Ruben Grandits staat centraal in het stuk. Deze jonge performer is doof, maar toch de enige persoon die in staat is om het verhaal op het publiek over te brengen. Zijn handen zijn uitgerust met sensoren – zijn gebaren worden automatisch omgezet in geluid. Als hij aan de hand van gebaren met ons praat, dienen die als fundament voor een wereld vol geluid en beweging. Omgekeerd wordt muziek weer vertaald naar visuele gebaren, waardoor het stuk ook toegankelijk is voor doven. The Rise heeft een focus op echo’s en bemiddeling. Het stuk dient tot voorbeeld van communicatiemiddelen waarin bemiddeling niet kan – en niet zal – worden vermeden.

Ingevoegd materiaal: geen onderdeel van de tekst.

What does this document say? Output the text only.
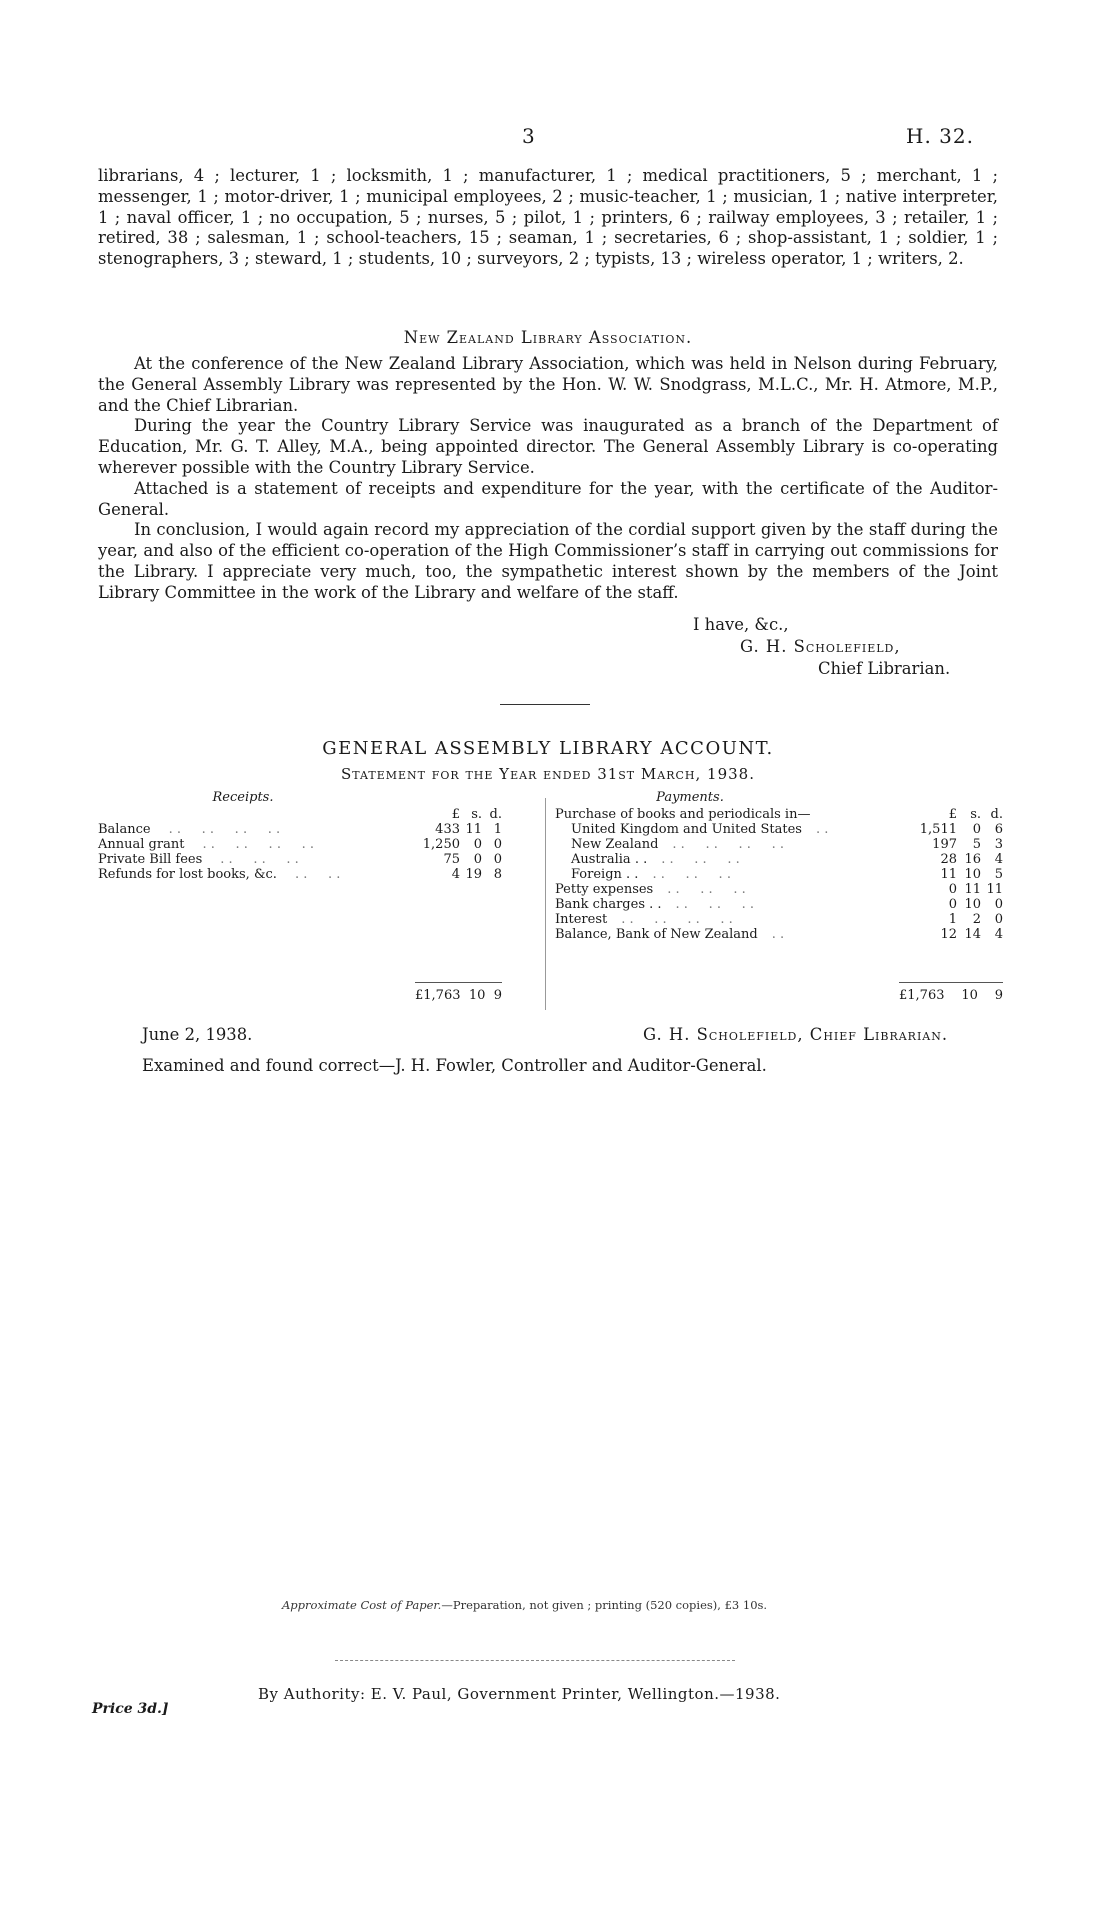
3	H. 32.

librarians, 4 ; lecturer, 1 ; locksmith, 1 ; manufacturer, 1 ; medical practitioners, 5 ; merchant, 1 ; messenger, 1 ; motor-driver, 1 ; municipal employees, 2 ; music-teacher, 1 ; musician, 1 ; native interpreter, 1 ; naval officer, 1 ; no occupation, 5 ; nurses, 5 ; pilot, 1 ; printers, 6 ; railway employees, 3 ; retailer, 1 ; retired, 38 ; salesman, 1 ; school-teachers, 15 ; seaman, 1 ; secretaries, 6 ; shop-assistant, 1 ; soldier, 1 ; stenographers, 3 ; steward, 1 ; students, 10 ; surveyors, 2 ; typists, 13 ; wireless operator, 1 ; writers, 2.

New Zealand Library Association.

At the conference of the New Zealand Library Association, which was held in Nelson during February, the General Assembly Library was represented by the Hon. W. W. Snodgrass, M.L.C., Mr. H. Atmore, M.P., and the Chief Librarian.

During the year the Country Library Service was inaugurated as a branch of the Department of Education, Mr. G. T. Alley, M.A., being appointed director. The General Assembly Library is co-operating wherever possible with the Country Library Service.

Attached is a statement of receipts and expenditure for the year, with the certificate of the Auditor-General.

In conclusion, I would again record my appreciation of the cordial support given by the staff during the year, and also of the efficient co-operation of the High Commissioner’s staff in carrying out commissions for the Library. I appreciate very much, too, the sympathetic interest shown by the members of the Joint Library Committee in the work of the Library and welfare of the staff.

I have, &c.,
G. H. Scholefield,
Chief Librarian.
GENERAL ASSEMBLY LIBRARY ACCOUNT.
Statement for the Year ended 31st March, 1938.
Receipts.
	£	s.	d.
Balance . .     . .     . .     . .	433	11	1
Annual grant . .     . .     . .     . .	1,250	0	0
Private Bill fees . .     . .     . .	75	0	0
Refunds for lost books, &c. . .     . .	4	19	8
Payments.
Purchase of books and periodicals in—	£	s.	d.
United Kingdom and United States . .	1,511	0	6
New Zealand . .     . .     . .     . .	197	5	3
Australia . . . .     . .     . .	28	16	4
Foreign . . . .     . .     . .	11	10	5
Petty expenses . .     . .     . .	0	11	11
Bank charges . . . .     . .     . .	0	10	0
Interest . .     . .     . .     . .	1	2	0
Balance, Bank of New Zealand . .	12	14	4
£1,763 10 9	£1,763 10 9
June 2, 1938.	G. H. Scholefield, Chief Librarian.
Examined and found correct—J. H. Fowler, Controller and Auditor-General.
Approximate Cost of Paper.—Preparation, not given ; printing (520 copies), £3 10s.
By Authority: E. V. Paul, Government Printer, Wellington.—1938.
Price 3d.]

The Rise is gebaseerd op de poëzie van Nobelprijswinnaar Louise Glück, met name haar publicatie Averno, die het vertrekpunt vormt voor het libretto. Averno is een kratermeer in Italië en werd in de oudheid gezien als de toegangspoort tot de onderwereld. In haar gedichten verbindt Glück de wereld van de levenden met die van de doden, en laat ze beide in wisselwerking treden met elkaar. Door van de ene wereld in de andere te stappen, worden beelden opgeroepen van leven en dood, van de eeuwigheid en het wereldse. Net zoals het oppervlak van het meer een soort doorlaatbaar membraan is, dat leidt naar dat parallelle universum, creëren we parallelle en tussenliggende werelden aan de hand van de manier waarop deze gedichten worden opgevoerd.

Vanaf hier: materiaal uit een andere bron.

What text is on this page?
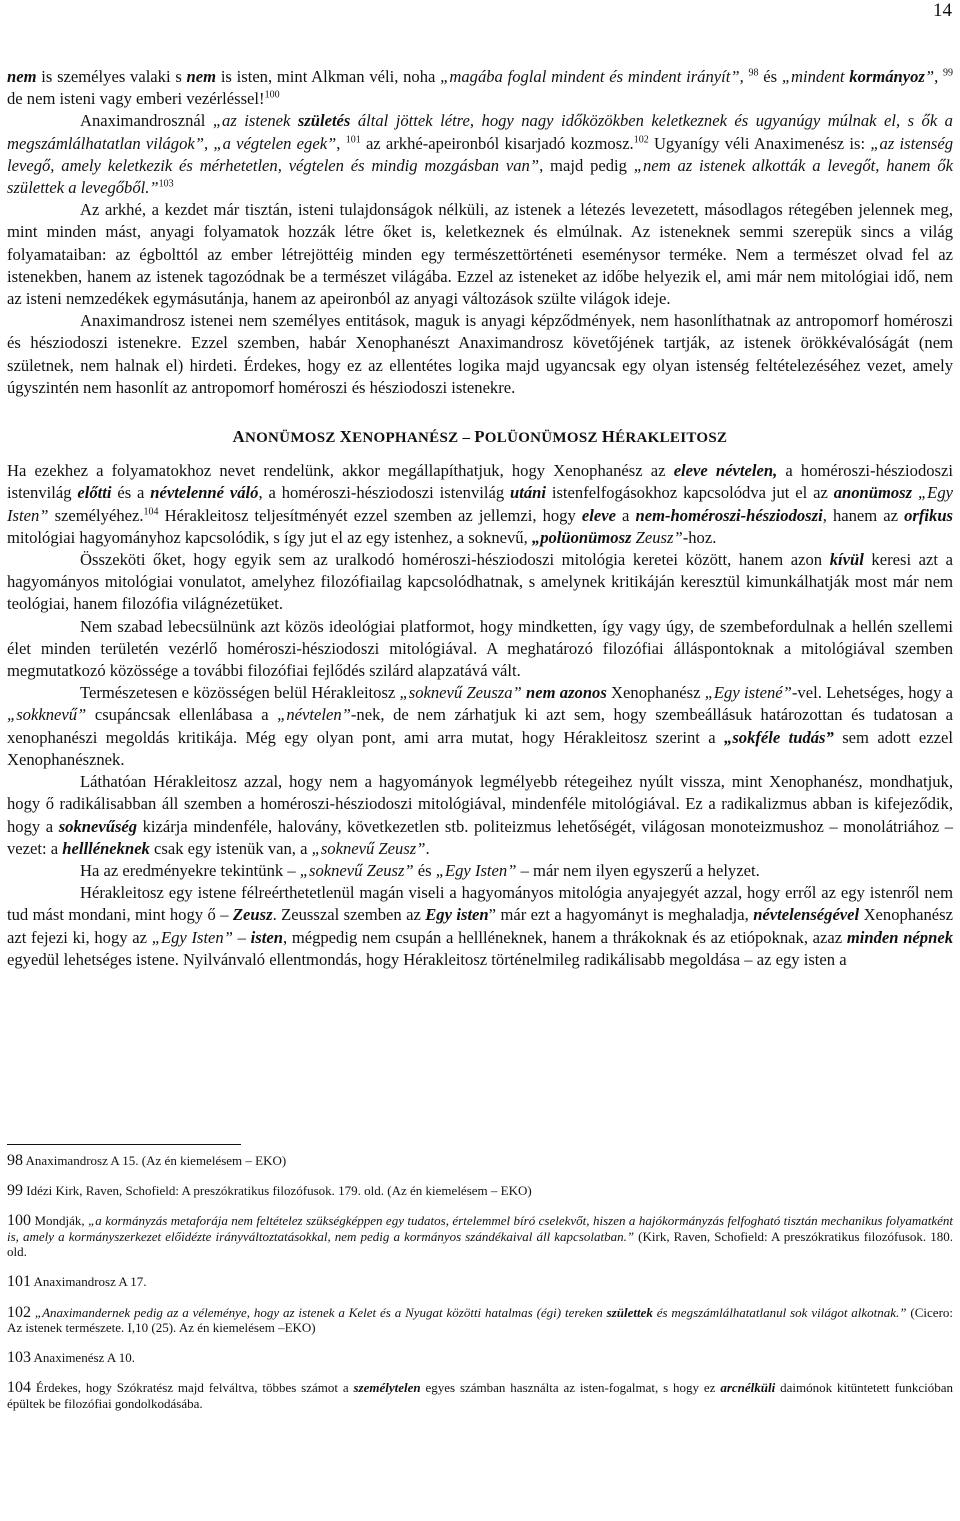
14

nem is személyes valaki s nem is isten, mint Alkman véli, noha „magába foglal mindent és mindent irányít”, $^{98}$ és „mindent kormányoz”, $^{99}$ de nem isteni vagy emberi vezérléssel!$^{100}$

Anaximandrosznál „az istenek születés által jöttek létre, hogy nagy időközökben keletkeznek és ugyanúgy múlnak el, s ők a megszámlálhatatlan világok”, „a végtelen egek”, $^{101}$ az arkhé-apeironból kisarjadó kozmosz.$^{102}$ Ugyanígy véli Anaximenész is: „az istenség levegő, amely keletkezik és mérhetetlen, végtelen és mindig mozgásban van”, majd pedig „nem az istenek alkották a levegőt, hanem ők születtek a levegőből.”$^{103}$

Az arkhé, a kezdet már tisztán, isteni tulajdonságok nélküli, az istenek a létezés levezetett, másodlagos rétegében jelennek meg, mint minden mást, anyagi folyamatok hozzák létre őket is, keletkeznek és elmúlnak. Az isteneknek semmi szerepük sincs a világ folyamataiban: az égbolttól az ember létrejöttéig minden egy természettörténeti eseménysor terméke. Nem a természet olvad fel az istenekben, hanem az istenek tagozódnak be a természet világába. Ezzel az isteneket az időbe helyezik el, ami már nem mitológiai idő, nem az isteni nemzedékek egymásutánja, hanem az apeironból az anyagi változások szülte világok ideje.

Anaximandrosz istenei nem személyes entitások, maguk is anyagi képződmények, nem hasonlíthatnak az antropomorf homéroszi és hésziodoszi istenekre. Ezzel szemben, habár Xenophanészt Anaximandrosz követőjének tartják, az istenek örökkévalóságát (nem születnek, nem halnak el) hirdeti. Érdekes, hogy ez az ellentétes logika majd ugyancsak egy olyan istenség feltételezéséhez vezet, amely úgyszintén nem hasonlít az antropomorf homéroszi és hésziodoszi istenekre.

ANONÜMOSZ XENOPHANÉSZ – POLÜONÜMOSZ HÉRAKLEITOSZ

Ha ezekhez a folyamatokhoz nevet rendelünk, akkor megállapíthatjuk, hogy Xenophanész az eleve névtelen, a homéroszi-hésziodoszi istenvilág előtti és a névtelenné váló, a homéroszi-hésziodoszi istenvilág utáni istenfelfogásokhoz kapcsolódva jut el az anonümosz „Egy Isten” személyéhez.$^{104}$ Hérakleitosz teljesítményét ezzel szemben az jellemzi, hogy eleve a nem-homéroszi-hésziodoszi, hanem az orfikus mitológiai hagyományhoz kapcsolódik, s így jut el az egy istenhez, a soknevű, „polüonümosz Zeusz”-hoz.

Összeköti őket, hogy egyik sem az uralkodó homéroszi-hésziodoszi mitológia keretei között, hanem azon kívül keresi azt a hagyományos mitológiai vonulatot, amelyhez filozófiailag kapcsolódhatnak, s amelynek kritikáján keresztül kimunkálhatják most már nem teológiai, hanem filozófia világnézetüket.

Nem szabad lebecsülnünk azt közös ideológiai platformot, hogy mindketten, így vagy úgy, de szembefordulnak a hellén szellemi élet minden területén vezérlő homéroszi-hésziodoszi mitológiával. A meghatározó filozófiai álláspontoknak a mitológiával szemben megmutatkozó közössége a további filozófiai fejlődés szilárd alapzatává vált.

Természetesen e közösségen belül Hérakleitosz „soknevű Zeusza” nem azonos Xenophanész „Egy istené”-vel. Lehetséges, hogy a „sokknevű” csupáncsak ellenlábasa a „névtelen”-nek, de nem zárhatjuk ki azt sem, hogy szembeállásuk határozottan és tudatosan a xenophanészi megoldás kritikája. Még egy olyan pont, ami arra mutat, hogy Hérakleitosz szerint a „sokféle tudás” sem adott ezzel Xenophanésznek.

Láthatóan Hérakleitosz azzal, hogy nem a hagyományok legmélyebb rétegeihez nyúlt vissza, mint Xenophanész, mondhatjuk, hogy ő radikálisabban áll szemben a homéroszi-hésziodoszi mitológiával, mindenféle mitológiával. Ez a radikalizmus abban is kifejeződik, hogy a soknevűség kizárja mindenféle, halovány, következetlen stb. politeizmus lehetőségét, világosan monoteizmushoz – monolátriához – vezet: a hellléneknek csak egy istenük van, a „soknevű Zeusz”.

Ha az eredményekre tekintünk – „soknevű Zeusz” és „Egy Isten” – már nem ilyen egyszerű a helyzet.

Hérakleitosz egy istene félreérthetetlenül magán viseli a hagyományos mitológia anyajegyét azzal, hogy erről az egy istenről nem tud mást mondani, mint hogy ő – Zeusz. Zeusszal szemben az Egy isten” már ezt a hagyományt is meghaladja, névtelenségével Xenophanész azt fejezi ki, hogy az „Egy Isten” – isten, mégpedig nem csupán a hellléneknek, hanem a thrákoknak és az etiópoknak, azaz minden népnek egyedül lehetséges istene. Nyilvánvaló ellentmondás, hogy Hérakleitosz történelmileg radikálisabb megoldása – az egy isten a

98 Anaximandrosz A 15. (Az én kiemelésem – EKO)

99 Idézi Kirk, Raven, Schofield: A preszókratikus filozófusok. 179. old. (Az én kiemelésem – EKO)

100 Mondják, „a kormányzás metaforája nem feltételez szükségképpen egy tudatos, értelemmel bíró cselekvőt, hiszen a hajókormányzás felfogható tisztán mechanikus folyamatként is, amely a kormányszerkezet előidézte irányváltoztatásokkal, nem pedig a kormányos szándékaival áll kapcsolatban.” (Kirk, Raven, Schofield: A preszókratikus filozófusok. 180. old.

101 Anaximandrosz A 17.

102 „Anaximandernek pedig az a véleménye, hogy az istenek a Kelet és a Nyugat közötti hatalmas (égi) tereken születtek és megszámlálhatatlanul sok világot alkotnak.” (Cicero: Az istenek természete. I,10 (25). Az én kiemelésem –EKO)

103 Anaximenész A 10.

104 Érdekes, hogy Szókratész majd felváltva, többes számot a személytelen egyes számban használta az isten-fogalmat, s hogy ez arcnélküli daimónok kitüntetett funkcióban épültek be filozófiai gondolkodásába.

Doorheen het hele werk kunnen we geen traditionele muziekinstrumenten zien of horen – alleen nieuwe, zelfgebouwde instrumenten vormen het skelet van de muziek en het decor. Alle instrumenten werden bedacht met het idee dat beweging rechtstreeks in geluid zou worden omgezet – soms collectief. Het ensemble bestaat uit vier dansers, vier muzikanten, een zanger en de verteller, die samen een ‘homogene’ groep vormen met echoënd materiaal. Samen vormen ze bovendien een ‘koor’, dat een beslissende functie vervult in zijn collectieve rol, en op het podium steeds meer de vorm aanneemt van een nieuwe gemeenschap. Terwijl muzikale informatie wordt weergalmd in gebarentaal – in die zin van bemiddeling – zijn er verschillende manieren om dit werk te interpreteren en in zich op te nemen. Een onvermogen om individuele aspecten te begrijpen is geen tekortkoming en hoeft niet te worden gecompenseerd! In tegendeel: het vertegenwoordigt de verschillende gezichtspunten van waaruit we ons begrip kunnen puren.